BACKGROUND: Inflammatory cells and inflammatory mediators play an important role in colorectal cancer (CRC). Previous studies have shown that CRC patients with increased expression of cysteinyl leukotriene receptor 1 (CysLTR1) have a poorer prognosis, and Cysltr1-/- mice display fewer intestinal polyps. However, the role of mast cells (MCs) in colon cancer progression remains unclear. The aim of the present study was to explore the relevance of MCs in CRC.
MATERIAL AND METHODS: A tissue microarray from 72 CRC patients was stained with MC anti-tryptase and -chymase antibodies. Mouse colon tissue was stained with MC anti-tryptase antibody. Immunohistochemistry was used to identify MCs in patients and mice.
RESULTS: Patient colon cancer tissue had in comparison with normal colon tissue a reduced number of MCs, predominantly of chymase-positive cells. Further analysis revealed that patients with a relative high MCD in their cancer tissues showed significantly longer overall survival compared to those with a low MCD [hazard ratio (HR) 0.539; 95% confidence interval (CI), 0.302–0.961]. Similar results were observed in subgroups of patients with either no distant metastasis (p = 0.004), or <75 years (p = 0.015) at time of diagnosis. Multivariate Cox analysis showed that MCD independently correlated with reduced risk of death in colon cancer patients (HR 0.380; 95% CI 0.202-0.713). Additionally, a negative correlation was found between cytoplasmic CysLTR1 expression and number of MCs. In agreement, in the CAC mouse model, Cysltr1-/- mice showed significantly higher MCs in their polyp/tumor areas compared with wild-type mice.
CONCLUSION: A high MCD in cancer tissue correlated with longer patient survival independently from other risk factors for CRC. The concept that MCs have an anti-tumor effect in CRC is further supported by the findings of a negative correlation with CysLTR1 expression in patients and a high MCD in colon polyps/tumors from CysLTR1-/- mice.
Are hemorrhoids associated with false-positive fecal immunochemical test results?
Kim NH, Park JH, Park DI, Sohn CI, Choi K, Jung YS. Yonsei Med J. 2016; 58(1):150–157.
PURPOSE: False-positive (FP) results of fecal immunochemical tests (FITs) conducted in colorectal cancer (CRC) screening could lead to performing unnecessary colonoscopies. Hemorrhoids are a possible cause of FP FIT results; however, studies on this topic are extremely rare. We investigated whether hemorrhoids are associated with FP FIT results.

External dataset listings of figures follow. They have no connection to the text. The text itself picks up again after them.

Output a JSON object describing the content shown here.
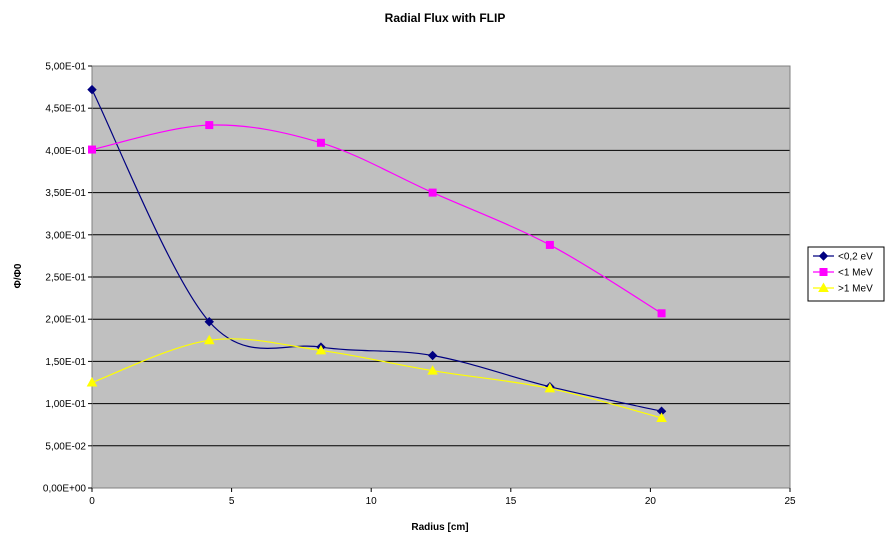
{
  "chart_data": {
    "type": "scatter",
    "title": "Radial Flux with FLIP",
    "xlabel": "Radius [cm]",
    "ylabel": "Φ/Φ0",
    "xlim": [
      0,
      25
    ],
    "ylim": [
      0,
      0.5
    ],
    "x_ticks": [
      "0",
      "5",
      "10",
      "15",
      "20",
      "25"
    ],
    "y_ticks": [
      "0,00E+00",
      "5,00E-02",
      "1,00E-01",
      "1,50E-01",
      "2,00E-01",
      "2,50E-01",
      "3,00E-01",
      "3,50E-01",
      "4,00E-01",
      "4,50E-01",
      "5,00E-01"
    ],
    "grid": "horizontal",
    "plot_background": "#c0c0c0",
    "legend_position": "right",
    "smoothed_lines": true,
    "series": [
      {
        "name": "<0,2 eV",
        "color": "#000080",
        "marker": "diamond",
        "x": [
          0,
          4.2,
          8.2,
          12.2,
          16.4,
          20.4
        ],
        "y": [
          0.472,
          0.197,
          0.167,
          0.157,
          0.12,
          0.091
        ]
      },
      {
        "name": "<1 MeV",
        "color": "#ff00ff",
        "marker": "square",
        "x": [
          0,
          4.2,
          8.2,
          12.2,
          16.4,
          20.4
        ],
        "y": [
          0.401,
          0.43,
          0.409,
          0.35,
          0.288,
          0.207
        ]
      },
      {
        "name": ">1 MeV",
        "color": "#ffff00",
        "marker": "triangle",
        "x": [
          0,
          4.2,
          8.2,
          12.2,
          16.4,
          20.4
        ],
        "y": [
          0.125,
          0.175,
          0.163,
          0.139,
          0.118,
          0.083
        ]
      }
    ]
  }
}
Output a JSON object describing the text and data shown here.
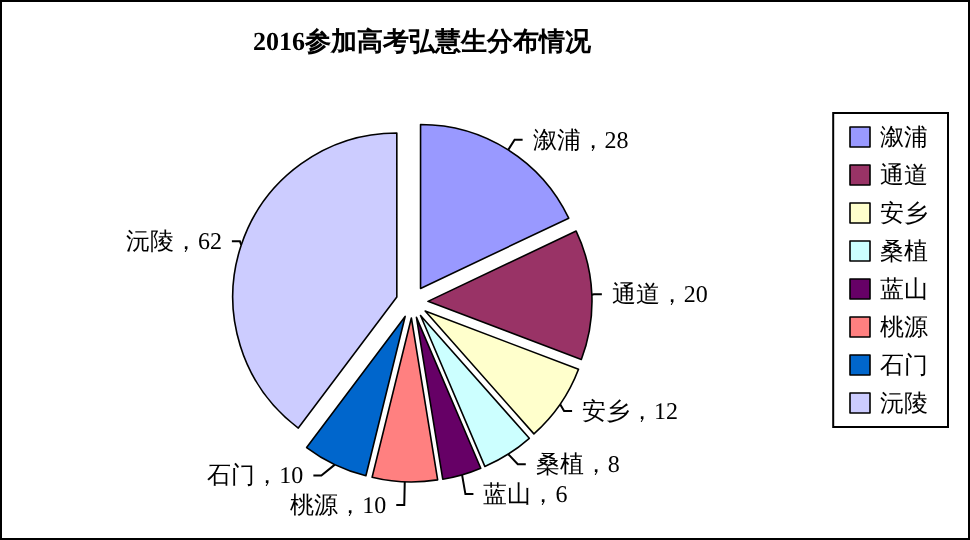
{
  "chart_data": {
    "type": "pie",
    "title": "2016参加高考弘慧生分布情况",
    "categories": [
      "溆浦",
      "通道",
      "安乡",
      "桑植",
      "蓝山",
      "桃源",
      "石门",
      "沅陵"
    ],
    "values": [
      28,
      20,
      12,
      8,
      6,
      10,
      10,
      62
    ],
    "colors": [
      "#9999ff",
      "#993366",
      "#ffffcc",
      "#ccffff",
      "#660066",
      "#ff8080",
      "#0066cc",
      "#ccccff"
    ],
    "value_labels": [
      "，28",
      "，20",
      "，12",
      "，8",
      "，6",
      "，10",
      "，10",
      "，62"
    ],
    "legend": "right"
  }
}
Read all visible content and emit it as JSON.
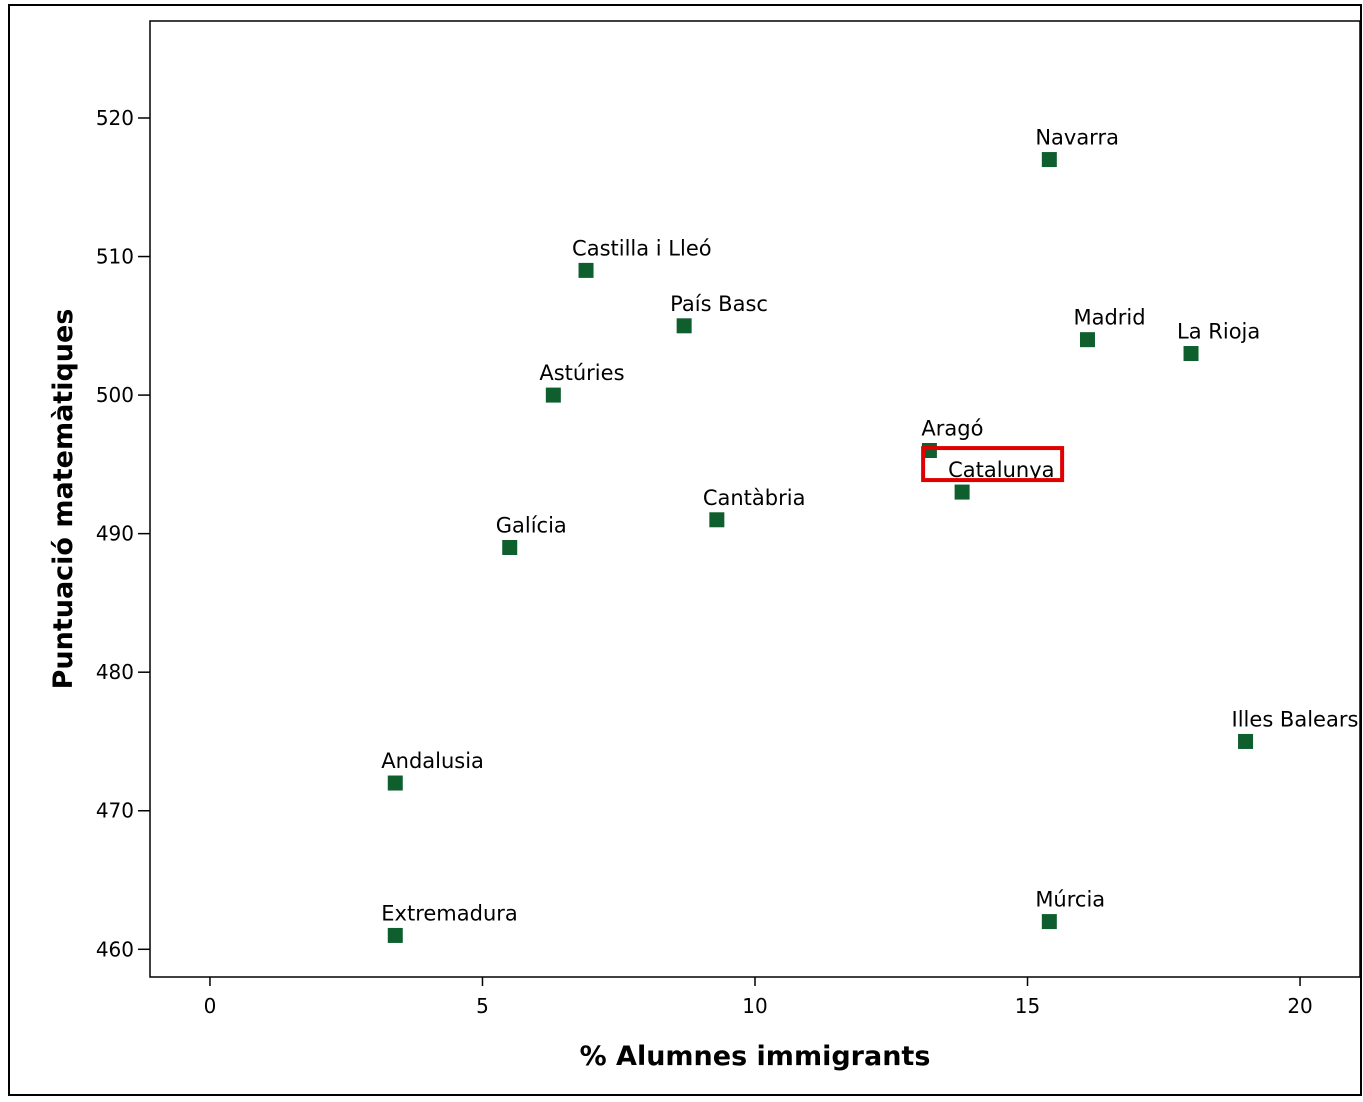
{
  "colors": {
    "marker": "#0e5e2e",
    "highlight": "#e00000"
  },
  "chart_data": {
    "type": "scatter",
    "title": "",
    "xlabel": "% Alumnes immigrants",
    "ylabel": "Puntuació matemàtiques",
    "xlim": [
      -1.1,
      21.1
    ],
    "ylim": [
      458,
      527
    ],
    "xticks": [
      0,
      5,
      10,
      15,
      20
    ],
    "yticks": [
      460,
      470,
      480,
      490,
      500,
      510,
      520
    ],
    "grid": false,
    "legend": "none",
    "highlighted_point": "Catalunya",
    "points": [
      {
        "label": "Navarra",
        "x": 15.4,
        "y": 517
      },
      {
        "label": "Castilla i Lleó",
        "x": 6.9,
        "y": 509
      },
      {
        "label": "País Basc",
        "x": 8.7,
        "y": 505
      },
      {
        "label": "Madrid",
        "x": 16.1,
        "y": 504
      },
      {
        "label": "La Rioja",
        "x": 18.0,
        "y": 503
      },
      {
        "label": "Astúries",
        "x": 6.3,
        "y": 500
      },
      {
        "label": "Aragó",
        "x": 13.2,
        "y": 496
      },
      {
        "label": "Catalunya",
        "x": 13.8,
        "y": 493
      },
      {
        "label": "Cantàbria",
        "x": 9.3,
        "y": 491
      },
      {
        "label": "Galícia",
        "x": 5.5,
        "y": 489
      },
      {
        "label": "Illes Balears",
        "x": 19.0,
        "y": 475
      },
      {
        "label": "Andalusia",
        "x": 3.4,
        "y": 472
      },
      {
        "label": "Múrcia",
        "x": 15.4,
        "y": 462
      },
      {
        "label": "Extremadura",
        "x": 3.4,
        "y": 461
      }
    ]
  }
}
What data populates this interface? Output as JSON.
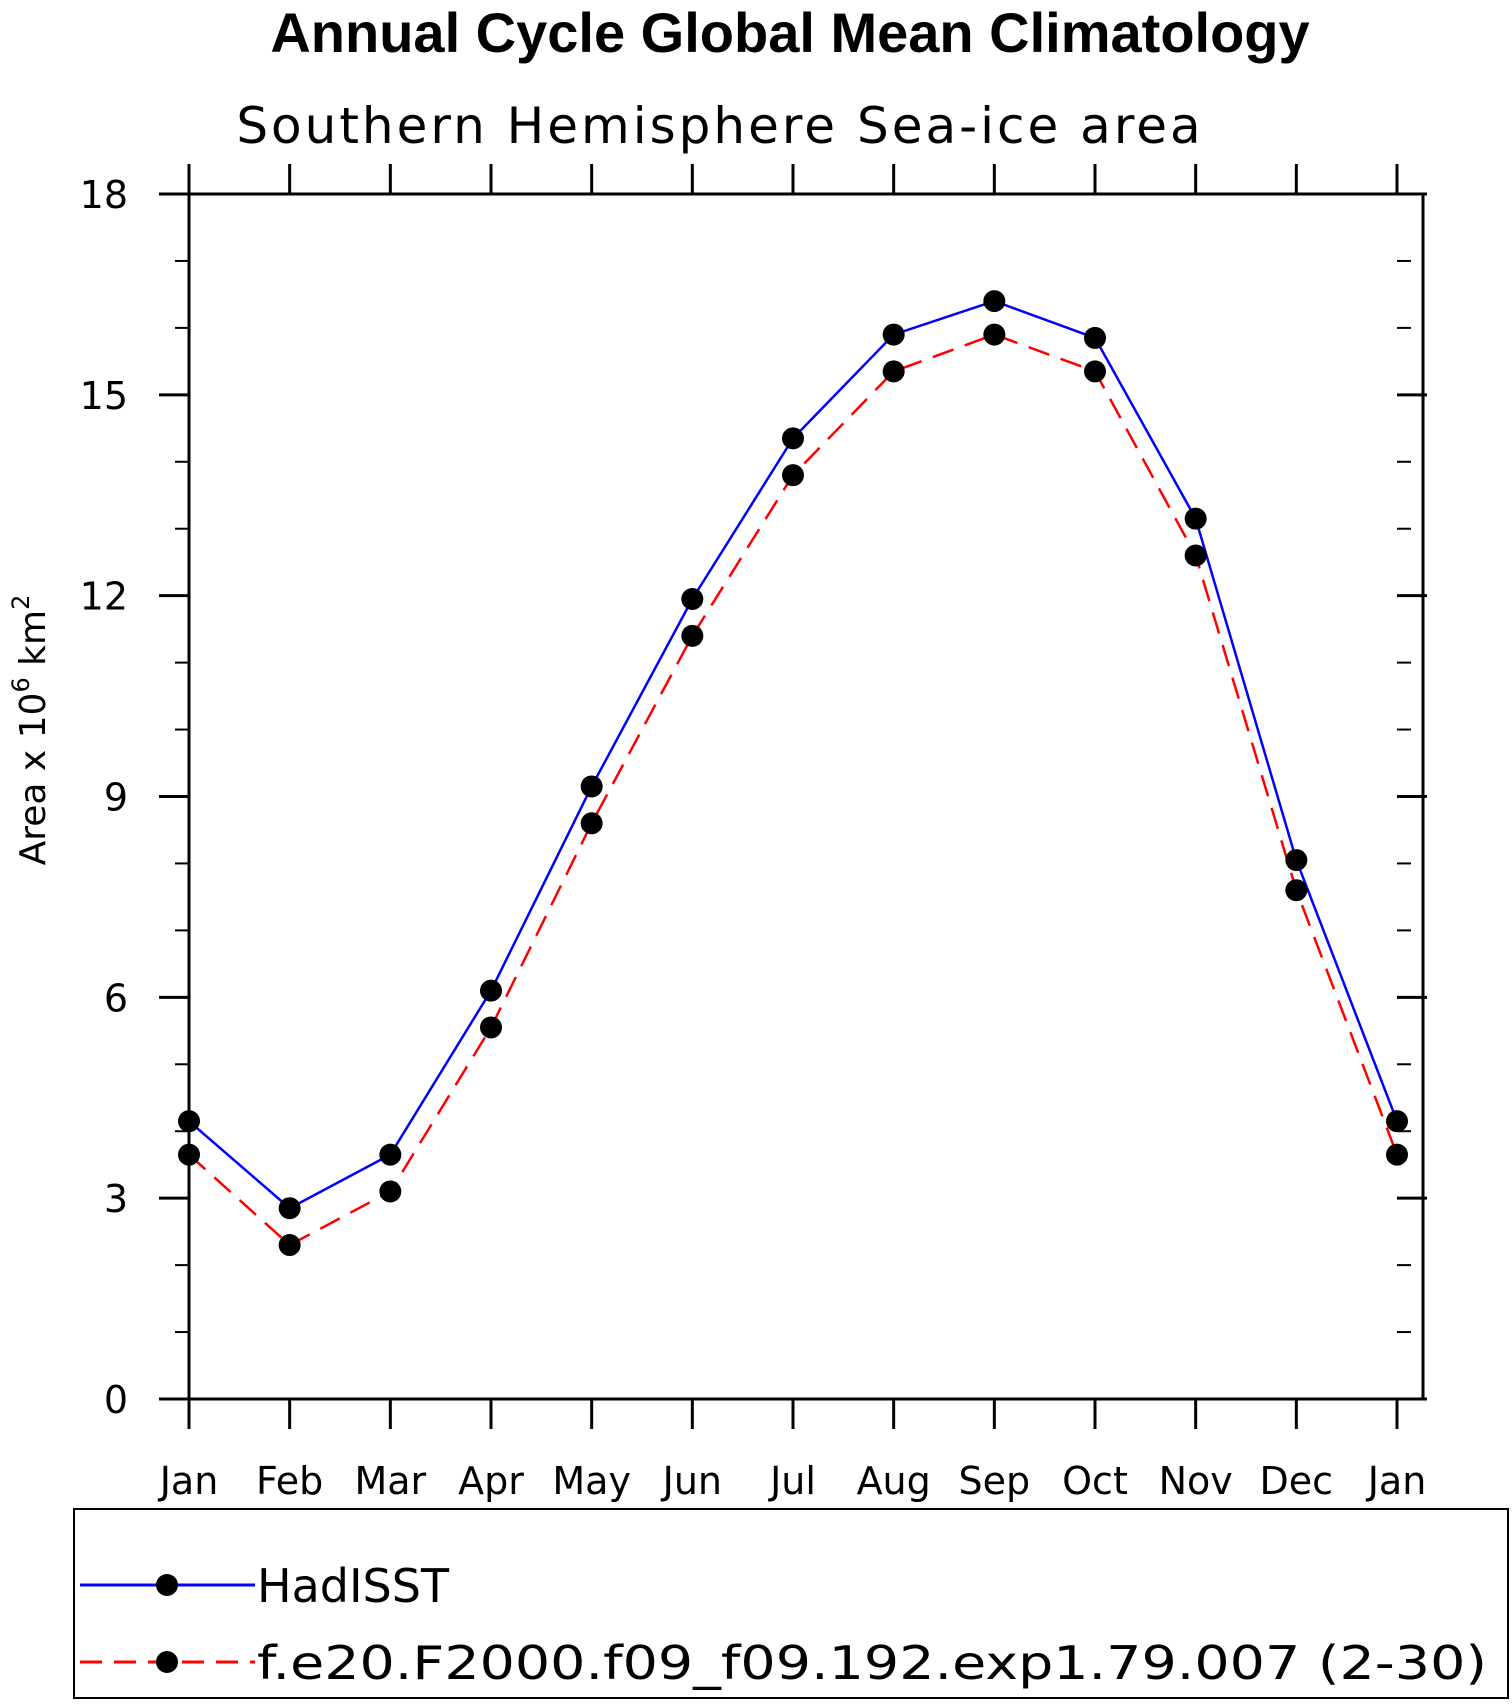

MATERIALS AND METHODS: A retrospective study was conducted at a university hospital in Korea from June 2013 to May 2015. Of the 34,547 individuals who underwent FITs, 3946 aged ≥50 years who underwent colonoscopies were analysed. Logistic regression analysis was performed to determine factors associated with FP FIT results.
RESULTS: Among 3946 participants, 704 (17.8%) showed positive FIT results and 1303 (33.0%) had hemorrhoids. Of the 704 participants with positive FIT results, 165 had advanced colorectal neoplasia (ACRN) and 539 had no ACRN (FP results). Of the 1303 participants with hemorrhoids, 291 showed FP results, of whom 81 showed FP results because of hemorrhoids only. Participants with hemorrhoids had a higher rate of FP results than those without hemorrhoids (291/1176, 24.7% vs. 248/2361, 10.5%; p<0.001). Additionally, the participants with hemorrhoids as the only abnormality had a higher rate of FP results than those experiencing no such abnormalities (81/531, 15.3% vs. 38/1173, 3.2%; p<0.001). In multivariate analysis, the presence of hemorrhoids was identified as an independent predictor of FP results (adjusted odds ratio, 2.76; 95% confidence interval, 2.24-3.40; p<0.001).
CONCLUSION: Hemorrhoids are significantly associated with FP FIT results. Their presence seemed to be a non-negligible contributor of FP results in FIT-based CRC screening programmes.